About DARZALEX(daratumumab)
DARZALEX (daratumumab) injection for intravenous infusion is indicated in the United States in combination with bortezomib, melphalan and prednisone for the treatment of patients with newly diagnosed multiple myeloma who are ineligible for autologous stem cell transplant; in combination with lenalidomide and dexamethasone, or bortezomib and dexamethasone, for the treatment of patients with multiple myeloma who have received at least one prior therapy; in combination with pomalidomide and dexamethasone for the treatment of patients with multiple myeloma who have received at least two prior therapies, including lenalidomide and a proteasome inhibitor (PI); and as a monotherapy for the treatment of patients with multiple myeloma who have received at least three prior lines of therapy, including a PI and an immunomodulatory agent, or who are double-refractory to a PI and an immunomodulatory agent.6 DARZALEX is the first monoclonal antibody (mAb) to receive U.S. Food and Drug Administration (U.S. FDA) approval to treat multiple myeloma. DARZALEX is indicated in Europe in combination with bortezomib, melphalan and prednisone for the treatment of adult patients with newly diagnosed multiple myeloma who are ineligible for autologous stem cell transplant; for use in combination with lenalidomide and dexamethasone, or bortezomib and dexamethasone, for the treatment of adult patients with multiple myeloma who have received at least one prior therapy; and as monotherapy for the treatment of adult patients with relapsed and refractory multiple myeloma, whose prior therapy included a PI and an immunomodulatory agent and who have demonstrated disease progression on the last therapy. In Japan, DARZALEX is approved in combination with lenalidomide and dexamethasone, or bortezomib and dexamethasone, for the treatment of adults with relapsed or refractory multiple myeloma. DARZALEX is the first human CD38 monoclonal antibody to reach the market in the United Stated, Europe and Japan. For more information, visit www.DARZALEX.com.

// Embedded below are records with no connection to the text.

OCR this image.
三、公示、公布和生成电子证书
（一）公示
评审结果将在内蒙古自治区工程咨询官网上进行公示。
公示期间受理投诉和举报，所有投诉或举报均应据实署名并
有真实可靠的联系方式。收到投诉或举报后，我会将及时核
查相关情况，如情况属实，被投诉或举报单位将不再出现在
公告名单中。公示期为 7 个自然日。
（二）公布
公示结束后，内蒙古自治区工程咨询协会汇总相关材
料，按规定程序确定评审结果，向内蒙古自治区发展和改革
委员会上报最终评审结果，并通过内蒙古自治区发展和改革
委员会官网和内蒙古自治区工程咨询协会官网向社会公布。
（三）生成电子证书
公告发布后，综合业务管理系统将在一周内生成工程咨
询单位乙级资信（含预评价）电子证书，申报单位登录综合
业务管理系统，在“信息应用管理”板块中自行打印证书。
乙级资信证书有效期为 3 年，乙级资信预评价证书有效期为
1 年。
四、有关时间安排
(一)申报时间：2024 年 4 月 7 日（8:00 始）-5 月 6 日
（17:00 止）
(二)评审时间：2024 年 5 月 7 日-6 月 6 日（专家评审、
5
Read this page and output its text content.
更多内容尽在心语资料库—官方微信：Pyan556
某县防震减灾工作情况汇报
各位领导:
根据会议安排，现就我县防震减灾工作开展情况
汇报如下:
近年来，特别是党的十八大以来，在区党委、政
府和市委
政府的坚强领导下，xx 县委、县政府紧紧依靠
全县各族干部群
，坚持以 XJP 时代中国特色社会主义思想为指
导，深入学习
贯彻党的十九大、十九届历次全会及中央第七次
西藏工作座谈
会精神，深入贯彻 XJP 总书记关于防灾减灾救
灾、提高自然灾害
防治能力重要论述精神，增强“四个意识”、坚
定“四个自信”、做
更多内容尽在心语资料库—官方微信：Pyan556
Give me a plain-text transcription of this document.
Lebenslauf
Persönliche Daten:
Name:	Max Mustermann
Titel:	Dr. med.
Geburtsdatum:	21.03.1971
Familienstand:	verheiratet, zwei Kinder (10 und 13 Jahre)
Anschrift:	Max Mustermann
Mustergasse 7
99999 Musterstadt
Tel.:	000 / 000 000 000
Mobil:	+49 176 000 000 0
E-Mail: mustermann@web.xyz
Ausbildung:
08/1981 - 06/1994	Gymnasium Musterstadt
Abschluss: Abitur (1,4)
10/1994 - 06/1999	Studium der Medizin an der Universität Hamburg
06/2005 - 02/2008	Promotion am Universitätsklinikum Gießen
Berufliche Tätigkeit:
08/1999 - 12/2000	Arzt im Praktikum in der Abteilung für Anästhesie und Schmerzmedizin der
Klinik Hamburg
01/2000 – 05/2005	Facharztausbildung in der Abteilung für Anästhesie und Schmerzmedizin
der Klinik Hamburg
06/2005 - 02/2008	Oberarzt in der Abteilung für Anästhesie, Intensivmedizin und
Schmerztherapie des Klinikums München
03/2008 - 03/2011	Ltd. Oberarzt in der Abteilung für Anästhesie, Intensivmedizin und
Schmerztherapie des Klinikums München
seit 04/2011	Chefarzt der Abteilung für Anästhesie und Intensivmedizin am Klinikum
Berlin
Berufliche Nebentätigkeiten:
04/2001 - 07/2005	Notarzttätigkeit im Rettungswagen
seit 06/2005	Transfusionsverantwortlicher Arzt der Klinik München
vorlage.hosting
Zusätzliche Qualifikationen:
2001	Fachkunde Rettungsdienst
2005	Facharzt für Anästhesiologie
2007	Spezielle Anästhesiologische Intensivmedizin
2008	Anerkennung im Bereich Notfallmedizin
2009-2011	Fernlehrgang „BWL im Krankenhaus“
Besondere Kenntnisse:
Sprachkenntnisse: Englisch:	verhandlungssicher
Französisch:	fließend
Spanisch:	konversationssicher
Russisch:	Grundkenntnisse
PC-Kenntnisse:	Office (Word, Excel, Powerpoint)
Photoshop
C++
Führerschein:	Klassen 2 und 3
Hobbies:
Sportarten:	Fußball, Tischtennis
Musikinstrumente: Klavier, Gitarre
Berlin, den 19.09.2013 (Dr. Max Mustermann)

Daratumumab is a human IgG1k monoclonal antibody (mAb) that binds with high affinity to the CD38 molecule, which is highly expressed on the surface of multiple myeloma cells. Daratumumab triggers a person’s own immune system to attack the cancer cells, resulting in rapid tumor cell death through multiple immune-mediated mechanisms of action and through immunomodulatory effects, in addition to direct tumor cell death, via apoptosis (programmed cell death).6,7,8,9,10

Daratumumab is being developed by Janssen Biotech, Inc. under an exclusive worldwide license to develop, manufacture and commercialize daratumumab from Genmab. A comprehensive clinical development program for daratumumab is ongoing, including multiple Phase III studies in smoldering, relapsed and frontline multiple myeloma settings and in amyloidosis. Additional studies are ongoing or planned to assess the potential of daratumumab in other malignant and pre-malignant diseases, such as NKT-cell lymphoma, B and T-ALL. Daratumumab has received two Breakthrough Therapy Designations from the U.S. FDA, for multiple myeloma, as both a monotherapy and in combination with other therapies.